Attachment #8709776 -
Flags: review?(dvander)
Assignee | ||
Comment 7•9 years ago
|
||
Like I said in comment 0, I don't think we need to do this anymore.
Attachment #8709777 -
Flags: review?(dvander)
Assignee | ||
Comment 8•9 years ago
|
||
This fixes another cancellation bug. Let's say we're doing a sync Send and we receive a message. In some cases we want to process that message during the Send. But before the worker thread gets a chance to do that, we receive a cancel message for the transaction.
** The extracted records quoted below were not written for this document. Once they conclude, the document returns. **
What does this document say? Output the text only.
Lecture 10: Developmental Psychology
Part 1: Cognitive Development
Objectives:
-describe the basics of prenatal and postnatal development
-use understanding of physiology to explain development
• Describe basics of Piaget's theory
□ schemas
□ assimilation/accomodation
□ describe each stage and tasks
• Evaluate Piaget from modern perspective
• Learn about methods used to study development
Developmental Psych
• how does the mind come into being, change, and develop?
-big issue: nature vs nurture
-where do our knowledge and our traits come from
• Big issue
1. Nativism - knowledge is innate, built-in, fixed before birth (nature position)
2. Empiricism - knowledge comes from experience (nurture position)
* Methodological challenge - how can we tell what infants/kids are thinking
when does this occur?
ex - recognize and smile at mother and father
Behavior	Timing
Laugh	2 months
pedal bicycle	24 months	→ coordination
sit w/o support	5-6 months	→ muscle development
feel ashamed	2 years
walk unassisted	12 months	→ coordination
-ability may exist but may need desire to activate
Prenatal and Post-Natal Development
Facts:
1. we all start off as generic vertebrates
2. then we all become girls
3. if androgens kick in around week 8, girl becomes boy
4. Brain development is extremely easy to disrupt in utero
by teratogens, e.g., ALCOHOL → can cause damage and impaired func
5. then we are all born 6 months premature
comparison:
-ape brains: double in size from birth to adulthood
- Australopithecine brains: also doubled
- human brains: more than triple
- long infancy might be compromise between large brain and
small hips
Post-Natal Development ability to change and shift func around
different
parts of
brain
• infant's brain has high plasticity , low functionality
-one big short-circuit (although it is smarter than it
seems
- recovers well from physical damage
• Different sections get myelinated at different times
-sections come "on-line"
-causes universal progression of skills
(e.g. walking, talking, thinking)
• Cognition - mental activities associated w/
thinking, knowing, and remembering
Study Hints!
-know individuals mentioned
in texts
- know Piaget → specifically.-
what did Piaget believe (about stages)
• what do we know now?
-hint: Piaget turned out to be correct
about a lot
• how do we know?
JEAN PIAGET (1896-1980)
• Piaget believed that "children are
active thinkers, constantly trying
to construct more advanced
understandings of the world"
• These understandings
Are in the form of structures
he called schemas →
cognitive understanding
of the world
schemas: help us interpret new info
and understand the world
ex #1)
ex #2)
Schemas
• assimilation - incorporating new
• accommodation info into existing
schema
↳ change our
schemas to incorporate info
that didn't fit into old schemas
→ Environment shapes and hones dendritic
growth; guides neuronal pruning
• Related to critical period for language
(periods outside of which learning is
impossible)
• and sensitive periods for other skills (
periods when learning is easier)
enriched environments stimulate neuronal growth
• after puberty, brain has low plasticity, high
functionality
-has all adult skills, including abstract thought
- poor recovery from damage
In that case, the Send call returns immediately without processing the message that was received. In order to process it, we need to make sure to queue an OnMaybeDequeueOneTask. This patch does that.
Attachment #8709779 -
Flags: review?(dvander)
Assignee | ||
Comment 9•9 years ago
|
||
The fuzzer also found a problem if you cancel while dispatching an urgent message. I couldn't figure out how to handle that, so I added this crash. Hopefully it will never happen. (We only cancel when we run a nested event loop, so I hope that never happens.)
Attachment #8709781 -
Flags: review?(dvander)
Assignee | ||
Comment 10•9 years ago
|
||
Oh, one thing I forgot is that I started attaching a transaction ID to the cancel messages so that we can make assertions about it. That part is kind of mixed into several of these patches. Sorry.
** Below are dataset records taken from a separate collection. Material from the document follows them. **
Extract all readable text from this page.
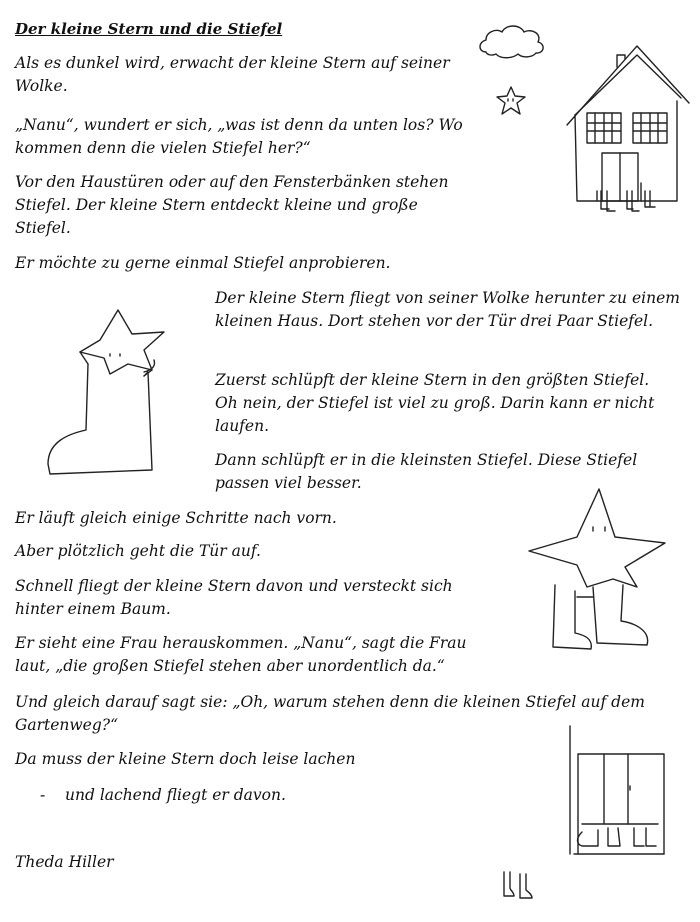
Der kleine Stern und die Stiefel

Als es dunkel wird, erwacht der kleine Stern auf seiner Wolke.

„Nanu“, wundert er sich, „was ist denn da unten los? Wo kommen denn die vielen Stiefel her?“

Vor den Haustüren oder auf den Fensterbänken stehen Stiefel. Der kleine Stern entdeckt kleine und große Stiefel.

Er möchte zu gerne einmal Stiefel anprobieren.

Der kleine Stern fliegt von seiner Wolke herunter zu einem kleinen Haus. Dort stehen vor der Tür drei Paar Stiefel.

Zuerst schlüpft der kleine Stern in den größten Stiefel. Oh nein, der Stiefel ist viel zu groß. Darin kann er nicht laufen.

Dann schlüpft er in die kleinsten Stiefel. Diese Stiefel passen viel besser.

Er läuft gleich einige Schritte nach vorn.

Aber plötzlich geht die Tür auf.

Schnell fliegt der kleine Stern davon und versteckt sich hinter einem Baum.

Er sieht eine Frau herauskommen. „Nanu“, sagt die Frau laut, „die großen Stiefel stehen aber unordentlich da.“

Und gleich darauf sagt sie: „Oh, warum stehen denn die kleinen Stiefel auf dem Gartenweg?“

Da muss der kleine Stern doch leise lachen

- und lachend fliegt er davon.

Theda Hiller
Also, I'll get the actual fuzzer posted tomorrow.
Attachment #8709772 -
Flags: review?(dvander) → review+
Attachment #8709773 -
Flags: review?(dvander) → review+
Attachment #8709774 -
Flags: review?(dvander) → review+
Comment on attachment 8709775 [details] [diff] [review]
Cancel racy CPOW messages
Review of attachment 8709775 [details] [diff] [review]:
-----------------------------------------------------------------
I like this a lot more than crashing. Do we know if that condition occurred a lot in the wild?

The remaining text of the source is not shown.